Крыленко. Важно установить, что это, по-видимому, был Владимир.

Рамзин. Это наиболее вероятно».

Спутать отца с сыном – это было уже слишком.

Неувязка произошла и с известным историком Е. В. Тарле. Он был арестован, и члены Промпартии говорили, что Тарле планировался как будущий министр иностранных дел. Но вскоре Тарле оказался нужен Сталину. Он был без большого шума освобожден и восстановлен в академии. Из его биографии эпизод с Промпартией был исключен.

Множество противоречий и неувязок было в показаниях о составе ЦК Промпартии, количестве денег, полученных из-за границы, о разного рода конкретных актах «вредительства». Иногда председателю «суда» приходилось прямо-таки подсказывать подсудимым – в чем именно заключалась их вредительская деятельность. Любопытен в этом отношении диалог Вышинского и Федотова:

«Вышинский. Была ли директива строить новые фабрики при недостаточном использовании существующих?

Федотов. Нет, такой директивы не было.

Вышинский. Не было?

Федотов. Позвольте, была директива, чтобы строить новые фабрики, несмотря на то, что существуют фабрики.

Вышинский. Нет, тут ничего вредительского нет. Строить фабрики нужно».

И далее Вышинский наводит Федотова на мысль, что директива заключалась в том, чтобы строить фабрики при неполной загрузке существующих производственных мощностей. И Федотов соглашается, что «если бы не вредительство, то можно было бы построить меньшее количество фабрик, правда, не много меньше, может быть, на одну-две, но все-таки этим путем сохранить некоторое количество валюты».

Вредительством была объявлена плохая связь научно-исследовательских институтов с производством, о чем наша печать пишет порой и сегодня. Даже осушение болот в приграничных районах объявлялось вредительством с целью облегчения интервенции.

Множество нелепостей было и на процессе Союзного бюро.
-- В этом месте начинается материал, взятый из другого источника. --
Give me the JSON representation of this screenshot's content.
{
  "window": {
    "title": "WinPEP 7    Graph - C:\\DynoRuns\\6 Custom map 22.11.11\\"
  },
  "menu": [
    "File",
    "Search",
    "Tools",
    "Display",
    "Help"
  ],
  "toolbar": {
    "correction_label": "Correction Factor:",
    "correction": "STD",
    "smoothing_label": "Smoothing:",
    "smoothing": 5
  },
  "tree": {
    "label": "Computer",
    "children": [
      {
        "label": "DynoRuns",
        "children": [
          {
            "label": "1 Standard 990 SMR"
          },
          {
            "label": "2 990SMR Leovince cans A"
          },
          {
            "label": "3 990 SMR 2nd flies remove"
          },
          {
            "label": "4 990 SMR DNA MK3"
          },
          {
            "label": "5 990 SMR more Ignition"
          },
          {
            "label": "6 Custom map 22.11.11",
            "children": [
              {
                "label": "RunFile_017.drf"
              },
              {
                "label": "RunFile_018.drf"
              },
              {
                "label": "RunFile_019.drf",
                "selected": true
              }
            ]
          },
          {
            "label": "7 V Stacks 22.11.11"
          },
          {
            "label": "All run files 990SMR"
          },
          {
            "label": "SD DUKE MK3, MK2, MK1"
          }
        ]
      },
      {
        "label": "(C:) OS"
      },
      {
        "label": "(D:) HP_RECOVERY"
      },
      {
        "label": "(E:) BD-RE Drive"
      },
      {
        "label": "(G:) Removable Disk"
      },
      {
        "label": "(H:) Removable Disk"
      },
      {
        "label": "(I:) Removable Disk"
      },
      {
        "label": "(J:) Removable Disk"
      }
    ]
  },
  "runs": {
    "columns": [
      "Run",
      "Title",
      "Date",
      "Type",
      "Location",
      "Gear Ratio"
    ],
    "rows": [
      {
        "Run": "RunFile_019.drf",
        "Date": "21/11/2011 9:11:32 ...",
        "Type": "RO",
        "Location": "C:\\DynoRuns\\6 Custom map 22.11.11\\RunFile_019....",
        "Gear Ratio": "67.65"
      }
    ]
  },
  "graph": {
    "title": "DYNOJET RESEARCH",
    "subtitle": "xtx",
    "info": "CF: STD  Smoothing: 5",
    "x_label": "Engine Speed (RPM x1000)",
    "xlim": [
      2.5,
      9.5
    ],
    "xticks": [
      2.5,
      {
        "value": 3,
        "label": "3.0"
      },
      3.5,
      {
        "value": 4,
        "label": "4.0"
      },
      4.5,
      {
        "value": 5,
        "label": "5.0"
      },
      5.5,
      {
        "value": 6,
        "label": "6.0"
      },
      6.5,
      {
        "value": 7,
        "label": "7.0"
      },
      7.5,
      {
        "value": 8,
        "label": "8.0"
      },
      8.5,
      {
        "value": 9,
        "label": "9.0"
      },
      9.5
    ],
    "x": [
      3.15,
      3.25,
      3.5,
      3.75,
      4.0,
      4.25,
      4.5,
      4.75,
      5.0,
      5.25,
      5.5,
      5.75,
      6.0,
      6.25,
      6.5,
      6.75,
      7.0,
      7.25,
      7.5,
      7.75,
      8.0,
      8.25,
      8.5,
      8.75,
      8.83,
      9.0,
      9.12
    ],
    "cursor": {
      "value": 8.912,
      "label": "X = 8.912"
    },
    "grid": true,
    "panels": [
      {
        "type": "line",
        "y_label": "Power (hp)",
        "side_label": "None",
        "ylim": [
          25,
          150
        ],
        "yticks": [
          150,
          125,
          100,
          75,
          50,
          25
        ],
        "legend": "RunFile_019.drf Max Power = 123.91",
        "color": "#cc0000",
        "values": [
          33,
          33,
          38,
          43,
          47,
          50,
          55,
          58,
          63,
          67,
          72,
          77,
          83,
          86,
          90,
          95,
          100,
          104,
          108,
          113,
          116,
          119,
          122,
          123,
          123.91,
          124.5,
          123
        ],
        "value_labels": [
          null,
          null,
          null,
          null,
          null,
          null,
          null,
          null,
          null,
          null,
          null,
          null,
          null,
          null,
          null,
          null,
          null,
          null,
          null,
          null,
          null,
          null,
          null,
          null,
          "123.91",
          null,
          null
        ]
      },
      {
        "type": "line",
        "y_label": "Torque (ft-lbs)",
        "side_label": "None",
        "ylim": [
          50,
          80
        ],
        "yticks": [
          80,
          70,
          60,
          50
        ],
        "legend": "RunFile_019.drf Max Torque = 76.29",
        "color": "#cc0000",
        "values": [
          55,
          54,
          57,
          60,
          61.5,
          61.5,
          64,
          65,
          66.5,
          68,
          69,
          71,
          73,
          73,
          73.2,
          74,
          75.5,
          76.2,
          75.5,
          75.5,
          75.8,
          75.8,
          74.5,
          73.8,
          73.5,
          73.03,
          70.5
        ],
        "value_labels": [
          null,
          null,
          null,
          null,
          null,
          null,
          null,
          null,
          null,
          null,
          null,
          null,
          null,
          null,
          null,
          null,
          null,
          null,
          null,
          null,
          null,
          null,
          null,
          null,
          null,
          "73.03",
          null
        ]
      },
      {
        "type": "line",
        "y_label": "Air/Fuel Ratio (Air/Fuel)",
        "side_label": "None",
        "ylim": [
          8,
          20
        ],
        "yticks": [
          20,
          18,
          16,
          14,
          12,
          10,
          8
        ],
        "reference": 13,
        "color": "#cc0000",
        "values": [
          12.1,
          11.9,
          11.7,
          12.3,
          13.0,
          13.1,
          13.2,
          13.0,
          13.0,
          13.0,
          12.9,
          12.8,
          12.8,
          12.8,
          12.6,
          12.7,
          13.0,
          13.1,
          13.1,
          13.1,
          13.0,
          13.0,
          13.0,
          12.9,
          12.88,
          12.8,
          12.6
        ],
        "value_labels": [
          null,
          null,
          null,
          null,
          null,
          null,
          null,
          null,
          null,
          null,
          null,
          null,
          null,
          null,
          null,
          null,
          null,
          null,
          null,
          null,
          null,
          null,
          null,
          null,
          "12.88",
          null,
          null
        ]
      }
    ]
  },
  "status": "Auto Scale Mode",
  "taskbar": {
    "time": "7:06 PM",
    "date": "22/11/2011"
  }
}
Самый уязвимый пункт обвинительного заключения по новому делу – связь Союзного бюро и Промпартии. О ней говорилось подробно и в обвинительном заключении, и в показаниях подсудимых. Рамзин был на новом процессе важным свидетелем, и он много говорил о связях Промпартии, ТКП и Союзного бюро. Но ведь на недавнем еще процессе Промпартии не было никаких упоминаний о Союзном бюро и его деятелях. А между тем к моменту процесса Промпартии основные деятели Союзного бюро, представшие перед судом в начале 1931 г., были уже арестованы. Чтобы как-то объяснить это недоразумение, было объявлено, что у членов Союзного бюро удалось добиться «чистосердечных признаний» только к декабрю 1930 г., а члены Промпартии не были на своем процессе достаточно искренни. Между тем совершенно очевидно, что сама мысль об организации процесса Союзного бюро пришла Сталину и его помощникам уже после «успеха» процесса Промпартии. Соответственно стали готовиться и нужные для нового процесса легенды. В спешке было допущено немало неувязок. В обвинительном заключении, например, говорилось, что вопрос о соглашении между Союзным бюро и Промпартией обсуждался на третьем пленуме Бюро в апреле 1930 г. Между тем к апрелю 1930 г., по данным предыдущего процесса, Промпартия была уже разгромлена. Поэтому, выступая на суде, Шер внес поправку: оказывается, вопрос о связи с Промпартией обсуждался еще на втором пленуме Союзного бюро в 1929 г. В обвинительном заключении цитируются показания Суханова о его трех встречах с Рамзиным и получении из рук в руки 30 тыс. рублей. Но на суде неожиданно выяснилось, что Рамзин ничего не знает про Суханова, а Суханов никогда не встречался с Рамзиным. Показания были сразу же изменены: деньги для Бюро получал Громан, а вручал их Ларичев.